Half of technology leaders are bullish on big data
Others worry the government and corporations will abuse it.
About half of technology experts think the gathering and analysis of troves of big data will produce a “huge positive” for society, while about 40 percent think it will produce a “big negative,” a study released Friday by the Pew Internet and American Life Project found.
Big data generally refers to large amounts of unstructured information that can’t be neatly compressed into a spreadsheet, such as Global Positioning System signals from cellphones, collections of tweets on a particular topic, satellite video of traffic patterns, or pulses from the Large Hadron Collider.
New tools to analyze that information promise to aid data-driven analyses of everything from consumer habits to smart infrastructure planning to the big-bang theory.
The government is investing $200 million in new research and development related to the mining, processing and storage of big data, spurred by a June 2011 report from the President’s Council of Advisors on Science and Technology, which found a gap in the private sector's investment in basic big data research and development.
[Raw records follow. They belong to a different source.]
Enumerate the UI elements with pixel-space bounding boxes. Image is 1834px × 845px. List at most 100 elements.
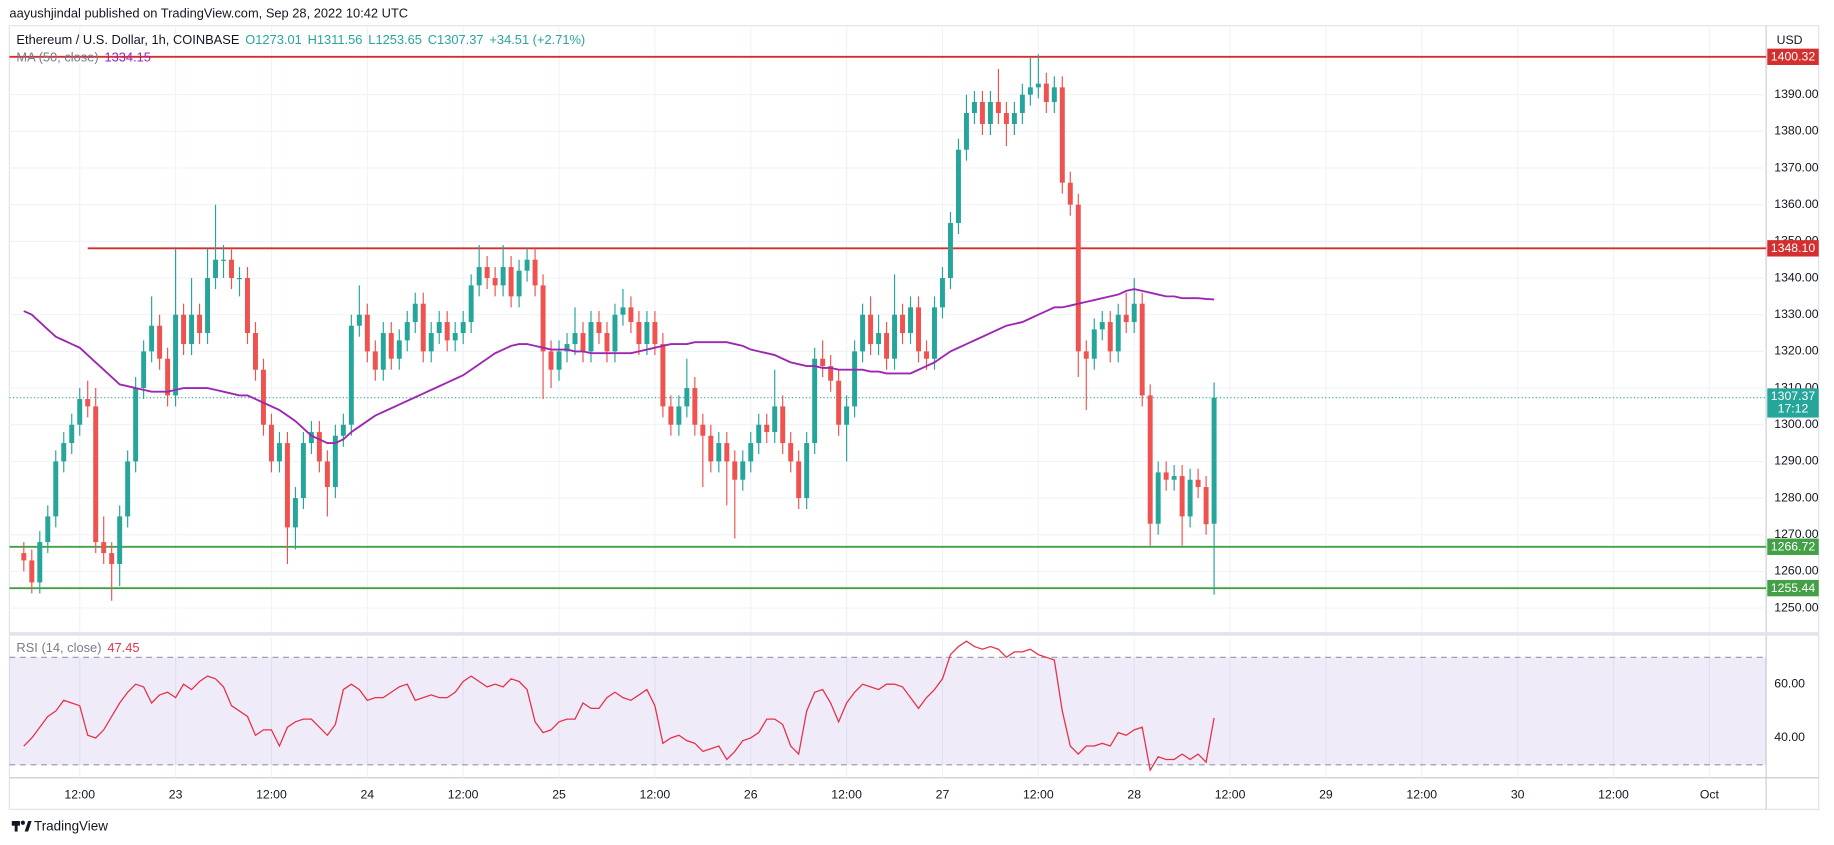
legend-layer: Ethereum / U.S. Dollar, 1h, COINBASE O127… [16,32,585,655]
level-badge [1767,579,1819,597]
candle-body [468,285,474,323]
candle-body [268,424,274,462]
candle-body [979,102,985,125]
logo-part [24,821,32,832]
x-tick-label: 25 [552,788,566,802]
candle-body [348,325,354,425]
candle-body [221,259,226,261]
y-tick-label: 1300.00 [1774,417,1819,431]
currency-label: USD [1777,33,1803,47]
level-layer [9,55,1767,590]
candle-body [444,322,450,341]
candle-body [149,325,155,352]
candle-body [804,443,810,499]
candle-body [1051,87,1057,103]
quote-value: +34.51 (+2.71%) [489,32,585,47]
candle-body [836,380,842,425]
candle-body [548,351,554,370]
candle-body [1171,476,1177,480]
candle-body [229,259,234,279]
candle-body [237,278,242,280]
candle-body [356,314,362,326]
x-tick-label: 12:00 [1023,788,1054,802]
candle-body [1147,395,1153,524]
candle-body [924,351,929,359]
candle-body [404,322,410,341]
footer-logo [11,820,32,832]
candle-body [53,461,59,517]
candle-body [21,553,27,561]
candle-body [245,278,250,334]
candle-body [772,406,778,433]
candle-body [1059,87,1065,183]
candle-body [612,314,618,352]
candle-body [644,322,650,345]
y-tick-label: 1390.00 [1774,87,1819,101]
candle-body [308,432,314,444]
series-legend: MA (50, close) 1334.15 [16,50,151,65]
candle-body [292,498,298,528]
candle-body [197,314,203,334]
series-legend: RSI (14, close) 47.45 [16,640,139,655]
candle-body [1123,314,1129,323]
symbol-legend: Ethereum / U.S. Dollar, 1h, COINBASE O127… [16,32,585,47]
candle-body [604,333,610,352]
candle-body [947,223,953,279]
candle-body [636,322,642,345]
level-badge [1767,48,1819,66]
y-tick-label: 1250.00 [1774,600,1819,614]
candle-body [396,340,402,359]
candle-body [564,344,570,352]
candle-body [676,406,682,425]
candle-body [508,267,514,297]
candle-body [860,314,866,352]
x-tick-label: 24 [360,788,374,802]
candle-body [812,358,818,444]
line-layer [23,288,1215,773]
candle-body [684,388,690,407]
candle-body [412,303,418,323]
candle-body [1107,322,1113,352]
x-tick-label: 12:00 [448,788,479,802]
candle-body [1035,83,1041,88]
logo-part [14,821,18,832]
candle-body [428,333,434,352]
candle-body [476,267,482,286]
candle-body [532,259,538,286]
candle-body [37,542,43,583]
candle-body [1043,83,1049,103]
candle-body [133,388,139,462]
candle-body [492,278,498,286]
last-price-badge [1767,388,1819,418]
candle-body [1163,472,1169,480]
candle-body [1011,113,1017,125]
candle-body [796,461,802,499]
series-value: 47.45 [107,640,139,655]
last-price-label: 1307.37 [1771,389,1816,403]
candle-body [284,443,290,528]
candle-body [332,435,338,488]
candle-body [364,314,370,352]
candle-body [660,344,666,407]
candle-body [181,314,187,345]
candle-layer [21,54,1217,601]
candle-body [260,369,266,425]
series-name: MA (50, close) [16,50,98,65]
candle-body [85,399,91,407]
candle-body [732,461,738,480]
series-name: RSI (14, close) [16,640,101,655]
header: aayushjindal published on TradingView.co… [9,5,408,20]
candle-body [516,270,522,297]
level-badge-label: 1255.44 [1771,581,1816,595]
y-tick-label: 1340.00 [1774,270,1819,284]
y-tick-label: 1370.00 [1774,160,1819,174]
quote-value: L1253.65 [368,32,422,47]
candle-body [987,102,993,125]
candle-body [995,102,1001,114]
candle-body [29,560,35,583]
candle-body [1067,182,1073,205]
candle-body [756,424,762,444]
candle-body [580,333,586,352]
candle-body [588,322,594,352]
Advances in big data will produce a more predictable economy, more nuanced health care diagnoses and smarter business decisions, technology leaders who are optimistic about big data told Pew researchers.
“Demonizing data, big or small, is demonizing knowledge and that is never wise,” Internet pundit Jeff Jarvis said.
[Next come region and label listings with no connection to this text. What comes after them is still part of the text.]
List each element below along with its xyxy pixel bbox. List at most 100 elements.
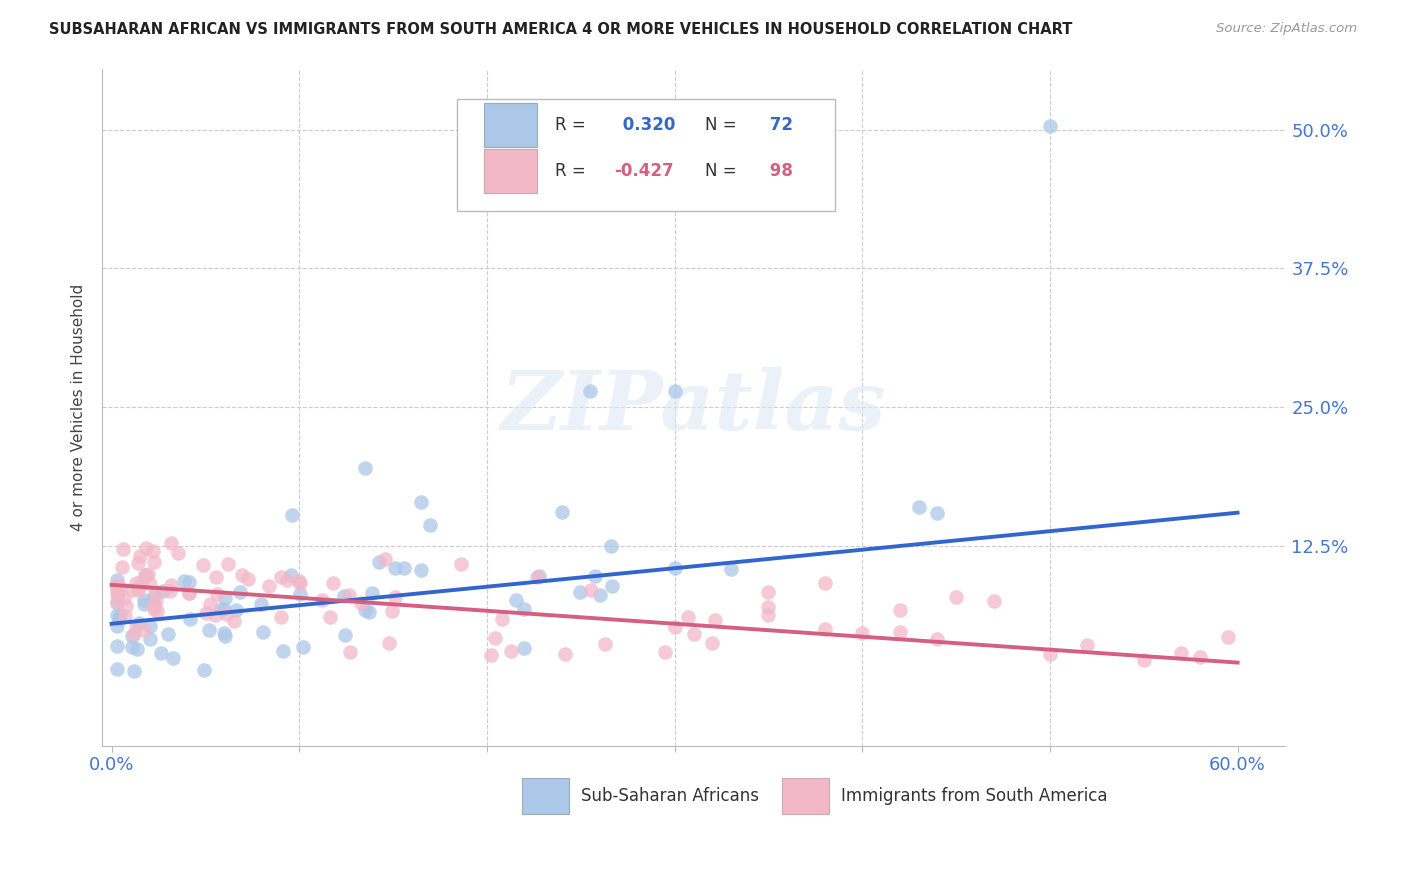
Point (162, 651, 184, 665)
Text: 0.320: 0.320 (616, 116, 675, 134)
Point (281, 508, 304, 523)
Point (599, 539, 621, 553)
Point (115, 599, 138, 614)
Point (368, 555, 391, 569)
Point (121, 629, 143, 643)
Text: -0.427: -0.427 (614, 162, 673, 180)
Point (889, 625, 911, 640)
Point (124, 626, 146, 640)
Point (212, 626, 235, 640)
Point (1132, 652, 1154, 666)
Point (1039, 120, 1062, 134)
Point (222, 614, 245, 628)
Point (105, 577, 128, 591)
Bar (484, 149, 537, 193)
Point (927, 632, 949, 646)
Point (588, 588, 610, 602)
Point (142, 599, 165, 613)
Point (105, 580, 128, 594)
Point (683, 626, 706, 640)
Point (124, 619, 146, 633)
Point (152, 584, 174, 599)
Point (1039, 648, 1062, 662)
Point (142, 544, 165, 558)
Point (664, 561, 686, 575)
Point (526, 570, 548, 584)
Point (814, 622, 837, 636)
Point (209, 602, 232, 616)
Point (128, 549, 150, 564)
Point (142, 589, 165, 603)
Point (205, 570, 228, 584)
Point (450, 557, 472, 571)
Point (311, 593, 333, 607)
Point (1170, 646, 1192, 660)
Text: R =: R = (555, 116, 586, 134)
Point (291, 640, 314, 654)
Point (128, 615, 150, 630)
Point (145, 593, 167, 607)
Point (703, 613, 725, 627)
Point (108, 581, 131, 595)
Point (499, 643, 522, 657)
Text: N =: N = (706, 162, 737, 180)
Point (280, 567, 302, 582)
Text: Source: ZipAtlas.com: Source: ZipAtlas.com (1216, 22, 1357, 36)
Point (720, 562, 742, 576)
Point (107, 587, 129, 601)
Point (1189, 649, 1212, 664)
Point (179, 586, 201, 600)
Text: 72: 72 (765, 116, 793, 134)
Point (600, 579, 623, 593)
Point (143, 555, 166, 569)
Bar (782, 779, 830, 814)
Point (907, 500, 929, 515)
Bar (522, 779, 569, 814)
Point (229, 585, 252, 599)
Point (654, 645, 676, 659)
Point (529, 569, 551, 583)
Point (354, 603, 377, 617)
Bar (484, 103, 537, 146)
Point (122, 664, 145, 678)
Point (146, 604, 169, 618)
Point (173, 574, 195, 588)
Point (139, 619, 162, 633)
Point (927, 506, 949, 520)
Point (321, 576, 343, 591)
Point (105, 662, 128, 676)
Point (374, 552, 396, 566)
Point (198, 623, 221, 637)
Point (150, 646, 173, 660)
Point (214, 629, 236, 643)
Point (579, 384, 602, 398)
Point (205, 587, 228, 601)
Point (138, 632, 160, 646)
Point (214, 591, 236, 605)
Point (384, 591, 406, 605)
Point (111, 542, 134, 557)
Point (579, 582, 602, 597)
Point (257, 579, 280, 593)
Point (333, 589, 356, 603)
Point (513, 641, 536, 656)
Point (167, 546, 190, 560)
Point (225, 603, 247, 617)
Point (125, 575, 148, 590)
Point (756, 599, 779, 614)
Point (127, 582, 149, 597)
Point (758, 607, 780, 622)
Point (204, 607, 226, 622)
Point (105, 618, 128, 632)
Point (125, 642, 148, 657)
Point (361, 585, 384, 599)
Point (319, 609, 342, 624)
Point (551, 505, 574, 519)
Point (105, 588, 128, 602)
Point (337, 588, 360, 602)
Point (700, 636, 723, 650)
Point (157, 627, 180, 641)
Point (136, 566, 159, 581)
Point (217, 557, 239, 571)
Point (134, 593, 156, 607)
Some skeptics told Pew they were concerned most big data is in the hands of governments and corporations along with the tools to analyze it. That could result in people’s daily lives being commoditized rather than improved, they said.
“If big data could be used primarily for social benefit, rather than the pursuit of profit [and the social-control systems that support that effort], then I could ‘sign on,’ ” said Oscar Gandy, communications theorist and retired University of Pennsylvania communications professor.
Other skeptics worried conclusions drawn from big data would too often be erroneous and based on poor assumptions about causation.
“A lot of big data today is biased and missing context,” said Dan Ness, a research analyst at MetaFacts, a technology market research firm.
Pew partnered on the study with Elon University’s Imagining the Internet Center.